Even though a qualified facility is not required to conduct a hazard analysis and identify preventive controls for those hazards, the qualified facility is required to state how they are controlling hazards in their process. In other words, what is the qualified facility doing to make their product safe for the consumer? If a very small business believes they are a qualified facility, their status records must already now be in place.

Businesses subject to the Pasteurized Milk Ordinance (PMO) had a compliance date of September 2018. These grade A milk processors come into compliance after the next revision of the PMO is published. The PMO will include elements of preventive control requirements.

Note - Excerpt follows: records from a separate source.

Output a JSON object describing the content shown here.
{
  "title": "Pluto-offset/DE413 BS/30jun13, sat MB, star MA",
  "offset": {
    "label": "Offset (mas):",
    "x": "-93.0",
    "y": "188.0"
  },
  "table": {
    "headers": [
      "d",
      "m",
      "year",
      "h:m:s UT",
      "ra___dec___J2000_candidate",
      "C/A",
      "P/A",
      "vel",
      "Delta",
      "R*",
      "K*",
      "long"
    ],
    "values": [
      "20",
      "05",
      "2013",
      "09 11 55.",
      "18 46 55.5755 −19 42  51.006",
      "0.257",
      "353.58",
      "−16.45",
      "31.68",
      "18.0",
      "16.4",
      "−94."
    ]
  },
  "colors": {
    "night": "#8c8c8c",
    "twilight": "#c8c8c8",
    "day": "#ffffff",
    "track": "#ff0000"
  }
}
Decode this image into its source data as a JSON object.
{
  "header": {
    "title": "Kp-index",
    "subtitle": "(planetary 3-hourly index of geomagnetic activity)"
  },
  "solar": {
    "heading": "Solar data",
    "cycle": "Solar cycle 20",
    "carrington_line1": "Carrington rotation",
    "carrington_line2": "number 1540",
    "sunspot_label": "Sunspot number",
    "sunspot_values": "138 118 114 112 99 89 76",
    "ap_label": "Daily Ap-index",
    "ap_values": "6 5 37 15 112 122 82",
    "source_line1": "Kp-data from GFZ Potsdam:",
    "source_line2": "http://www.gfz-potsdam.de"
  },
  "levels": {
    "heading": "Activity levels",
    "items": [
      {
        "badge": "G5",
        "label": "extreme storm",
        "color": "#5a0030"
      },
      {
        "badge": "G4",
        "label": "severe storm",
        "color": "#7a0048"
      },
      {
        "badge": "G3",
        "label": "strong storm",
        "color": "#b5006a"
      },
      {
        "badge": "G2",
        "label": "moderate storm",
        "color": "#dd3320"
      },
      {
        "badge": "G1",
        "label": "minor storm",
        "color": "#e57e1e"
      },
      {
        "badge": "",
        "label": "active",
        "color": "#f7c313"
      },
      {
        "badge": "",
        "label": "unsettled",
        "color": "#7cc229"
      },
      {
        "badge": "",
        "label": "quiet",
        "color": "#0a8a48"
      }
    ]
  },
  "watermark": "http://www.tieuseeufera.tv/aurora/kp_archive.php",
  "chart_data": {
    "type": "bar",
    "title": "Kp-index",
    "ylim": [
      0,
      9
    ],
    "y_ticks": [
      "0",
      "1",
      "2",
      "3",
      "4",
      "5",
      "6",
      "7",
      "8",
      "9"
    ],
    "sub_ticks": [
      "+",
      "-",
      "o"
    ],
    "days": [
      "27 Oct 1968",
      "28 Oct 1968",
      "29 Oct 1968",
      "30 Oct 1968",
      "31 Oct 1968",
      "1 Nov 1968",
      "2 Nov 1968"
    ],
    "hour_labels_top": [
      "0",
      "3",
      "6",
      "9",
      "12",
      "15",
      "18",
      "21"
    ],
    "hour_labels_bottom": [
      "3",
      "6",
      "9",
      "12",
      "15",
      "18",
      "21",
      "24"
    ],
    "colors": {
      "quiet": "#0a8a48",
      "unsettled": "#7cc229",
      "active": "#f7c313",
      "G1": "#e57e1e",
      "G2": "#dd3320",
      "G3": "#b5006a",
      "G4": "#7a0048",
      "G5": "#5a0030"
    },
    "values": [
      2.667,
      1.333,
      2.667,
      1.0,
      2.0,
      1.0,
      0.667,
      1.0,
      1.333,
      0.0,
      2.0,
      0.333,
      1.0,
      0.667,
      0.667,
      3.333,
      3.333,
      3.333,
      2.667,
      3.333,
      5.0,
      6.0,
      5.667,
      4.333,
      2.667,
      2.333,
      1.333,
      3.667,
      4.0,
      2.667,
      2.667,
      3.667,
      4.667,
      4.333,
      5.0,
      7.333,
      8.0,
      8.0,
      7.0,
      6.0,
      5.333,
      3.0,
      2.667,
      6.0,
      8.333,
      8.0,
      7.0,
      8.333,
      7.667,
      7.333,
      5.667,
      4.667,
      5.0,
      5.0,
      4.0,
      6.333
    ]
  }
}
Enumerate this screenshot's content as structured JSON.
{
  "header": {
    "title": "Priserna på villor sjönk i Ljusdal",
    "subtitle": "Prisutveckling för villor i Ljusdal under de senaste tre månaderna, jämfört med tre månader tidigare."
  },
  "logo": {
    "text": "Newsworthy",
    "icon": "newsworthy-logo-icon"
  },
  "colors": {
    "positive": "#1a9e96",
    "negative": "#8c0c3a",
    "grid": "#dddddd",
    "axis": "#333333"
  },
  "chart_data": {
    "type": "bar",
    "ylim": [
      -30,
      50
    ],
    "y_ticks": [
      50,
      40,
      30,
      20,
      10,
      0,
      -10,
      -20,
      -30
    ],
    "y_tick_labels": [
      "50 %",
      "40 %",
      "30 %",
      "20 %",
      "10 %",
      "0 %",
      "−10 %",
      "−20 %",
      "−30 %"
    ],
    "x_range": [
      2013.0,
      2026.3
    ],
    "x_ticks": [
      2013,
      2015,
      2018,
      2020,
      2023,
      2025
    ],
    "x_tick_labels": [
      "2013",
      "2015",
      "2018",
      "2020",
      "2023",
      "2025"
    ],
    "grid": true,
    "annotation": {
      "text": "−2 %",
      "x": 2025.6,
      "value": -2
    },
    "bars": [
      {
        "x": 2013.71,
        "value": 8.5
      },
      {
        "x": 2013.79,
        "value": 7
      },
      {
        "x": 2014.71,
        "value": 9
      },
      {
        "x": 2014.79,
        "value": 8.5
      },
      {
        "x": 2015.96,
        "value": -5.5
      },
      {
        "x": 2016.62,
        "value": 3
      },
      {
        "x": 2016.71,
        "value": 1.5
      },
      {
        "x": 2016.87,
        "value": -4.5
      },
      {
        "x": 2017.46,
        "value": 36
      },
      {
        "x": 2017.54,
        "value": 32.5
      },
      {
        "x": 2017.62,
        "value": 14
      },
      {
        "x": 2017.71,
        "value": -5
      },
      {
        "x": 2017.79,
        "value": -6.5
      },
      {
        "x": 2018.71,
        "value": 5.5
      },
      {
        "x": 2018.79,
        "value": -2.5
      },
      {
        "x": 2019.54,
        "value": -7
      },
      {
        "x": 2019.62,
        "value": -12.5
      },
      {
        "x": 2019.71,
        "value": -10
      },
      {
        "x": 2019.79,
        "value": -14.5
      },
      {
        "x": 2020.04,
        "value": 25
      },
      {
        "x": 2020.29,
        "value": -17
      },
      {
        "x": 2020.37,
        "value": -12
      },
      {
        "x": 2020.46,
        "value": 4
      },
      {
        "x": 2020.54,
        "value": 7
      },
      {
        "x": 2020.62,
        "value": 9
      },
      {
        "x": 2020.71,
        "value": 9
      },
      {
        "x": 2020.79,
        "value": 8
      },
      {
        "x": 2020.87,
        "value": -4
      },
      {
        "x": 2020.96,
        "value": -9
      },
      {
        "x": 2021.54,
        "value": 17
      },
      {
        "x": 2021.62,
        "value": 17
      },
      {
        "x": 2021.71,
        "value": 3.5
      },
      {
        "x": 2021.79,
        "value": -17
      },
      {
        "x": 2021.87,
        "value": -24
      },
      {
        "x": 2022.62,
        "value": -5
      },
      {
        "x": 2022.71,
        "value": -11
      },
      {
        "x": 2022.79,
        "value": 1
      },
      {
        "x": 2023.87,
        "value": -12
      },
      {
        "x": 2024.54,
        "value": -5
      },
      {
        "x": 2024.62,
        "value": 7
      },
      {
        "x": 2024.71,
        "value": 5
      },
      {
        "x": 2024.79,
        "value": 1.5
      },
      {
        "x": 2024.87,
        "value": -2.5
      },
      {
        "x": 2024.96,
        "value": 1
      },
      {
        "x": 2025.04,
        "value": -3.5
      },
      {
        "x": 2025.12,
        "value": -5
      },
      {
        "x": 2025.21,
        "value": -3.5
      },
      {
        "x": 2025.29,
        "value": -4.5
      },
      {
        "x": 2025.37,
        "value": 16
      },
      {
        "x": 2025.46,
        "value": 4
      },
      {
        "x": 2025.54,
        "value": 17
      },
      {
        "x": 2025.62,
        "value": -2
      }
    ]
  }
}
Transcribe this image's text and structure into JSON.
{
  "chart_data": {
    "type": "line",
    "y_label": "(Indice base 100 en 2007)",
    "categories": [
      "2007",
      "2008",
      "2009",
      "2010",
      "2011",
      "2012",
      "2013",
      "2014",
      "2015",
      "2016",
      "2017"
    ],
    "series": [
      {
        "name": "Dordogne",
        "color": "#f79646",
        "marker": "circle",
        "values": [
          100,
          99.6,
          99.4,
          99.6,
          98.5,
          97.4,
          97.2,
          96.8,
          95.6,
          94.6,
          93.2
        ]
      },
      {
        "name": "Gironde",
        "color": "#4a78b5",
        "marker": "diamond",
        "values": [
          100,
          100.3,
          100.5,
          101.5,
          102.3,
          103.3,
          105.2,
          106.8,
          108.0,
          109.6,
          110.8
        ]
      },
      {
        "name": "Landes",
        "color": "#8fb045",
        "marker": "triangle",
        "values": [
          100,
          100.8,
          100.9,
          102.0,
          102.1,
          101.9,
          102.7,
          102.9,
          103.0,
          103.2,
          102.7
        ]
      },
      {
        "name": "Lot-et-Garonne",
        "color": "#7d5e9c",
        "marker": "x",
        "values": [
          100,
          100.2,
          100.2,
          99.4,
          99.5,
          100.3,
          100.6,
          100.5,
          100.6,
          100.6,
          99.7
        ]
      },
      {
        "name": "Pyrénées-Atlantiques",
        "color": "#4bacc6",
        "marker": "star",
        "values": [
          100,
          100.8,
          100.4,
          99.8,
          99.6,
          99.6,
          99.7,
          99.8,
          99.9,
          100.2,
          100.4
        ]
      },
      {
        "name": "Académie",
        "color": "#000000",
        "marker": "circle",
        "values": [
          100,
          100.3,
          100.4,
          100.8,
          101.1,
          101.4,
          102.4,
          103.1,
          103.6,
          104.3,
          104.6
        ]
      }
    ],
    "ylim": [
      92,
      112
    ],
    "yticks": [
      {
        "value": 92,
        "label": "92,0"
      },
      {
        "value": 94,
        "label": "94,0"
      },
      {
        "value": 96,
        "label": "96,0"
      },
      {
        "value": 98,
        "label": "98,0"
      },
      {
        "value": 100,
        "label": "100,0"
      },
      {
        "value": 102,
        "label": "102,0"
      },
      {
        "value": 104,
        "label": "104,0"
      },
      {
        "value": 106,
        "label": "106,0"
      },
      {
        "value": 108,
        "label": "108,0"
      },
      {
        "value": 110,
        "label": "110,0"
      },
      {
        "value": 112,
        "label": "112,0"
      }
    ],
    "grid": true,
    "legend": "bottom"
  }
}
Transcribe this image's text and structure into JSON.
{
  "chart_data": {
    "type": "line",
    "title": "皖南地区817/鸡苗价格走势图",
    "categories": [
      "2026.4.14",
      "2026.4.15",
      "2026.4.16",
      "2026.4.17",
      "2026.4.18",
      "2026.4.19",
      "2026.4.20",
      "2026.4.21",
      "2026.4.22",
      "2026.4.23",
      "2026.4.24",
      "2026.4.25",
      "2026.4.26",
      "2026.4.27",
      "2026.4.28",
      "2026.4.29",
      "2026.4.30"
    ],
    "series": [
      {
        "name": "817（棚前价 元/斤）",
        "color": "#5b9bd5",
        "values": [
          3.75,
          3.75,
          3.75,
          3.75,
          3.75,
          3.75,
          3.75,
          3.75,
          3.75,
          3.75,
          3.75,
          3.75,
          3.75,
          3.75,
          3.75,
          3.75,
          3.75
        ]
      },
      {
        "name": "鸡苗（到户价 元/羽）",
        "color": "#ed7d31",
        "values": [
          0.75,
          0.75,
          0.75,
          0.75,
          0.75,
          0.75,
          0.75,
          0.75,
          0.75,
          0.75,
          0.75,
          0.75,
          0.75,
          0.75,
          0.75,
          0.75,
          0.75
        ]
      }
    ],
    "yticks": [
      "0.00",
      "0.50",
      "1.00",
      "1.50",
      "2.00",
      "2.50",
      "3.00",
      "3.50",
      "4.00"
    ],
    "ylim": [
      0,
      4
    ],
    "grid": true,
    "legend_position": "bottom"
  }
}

Harvesting grain for dry ingredients

Here listed is the summary of FSMA:

  • Current Good Manufacturing Practice, Hazard Analysis, and Risk-Based Preventive Controls for Food for Animals
    • This is the animal food rule.
    • Who? Animal food manufacturers and their ingredient suppliers
    • When? The initial compliance date was on September 2016
    • In the same way that food for human consumption must be made in a safe manner, the diverting of human food to animal food and the production of animal food must be done safely.
  • Foreign Supplier Verification Programs for Importers of Food for Humans and Animals
    • This is the import rule.
    • Who must be compliant? Importers of ingredients or food for humans or animals
    • When? The initial compliance date was on May 30, 2017
    • To see descriptions of other compliance dates, reference this FDA document here
 
  • Standards for the Growing, Harvesting, Packing, and Holding of Produce for Human Consumption
    • This is the produce rule.
    • Who must be compliant? Raw agricultural commodity farmers
    • When?
      • Produce growers with more than $500,000 in annual sales must have been compliant as of November 2017.
      • Small businesses with annual sales between $250,000 and $500,000 must have been compliant in November 2018.
      • Very small businesses with annual sales between $25,000 and $250,000 must be compliant in November 2019.
      • Due to high risk, sprout growers must have been compliant in November 2016, with small and very small sprout growers compliant in November 2017 and 2018, respectively.
      • Covered growing (excluding sprouts) has a compliance dates ranging from 2018-220 depending on the size of the farm.
    • Many commodities are exempt from parts of the rule due to the nature of the specific crop being grown. Growers may have different compliance dates for parts of the rule such as  testing, water quality standards, and recordkeeping; labeling; or retention of records supporting eligibility for a qualified exemption.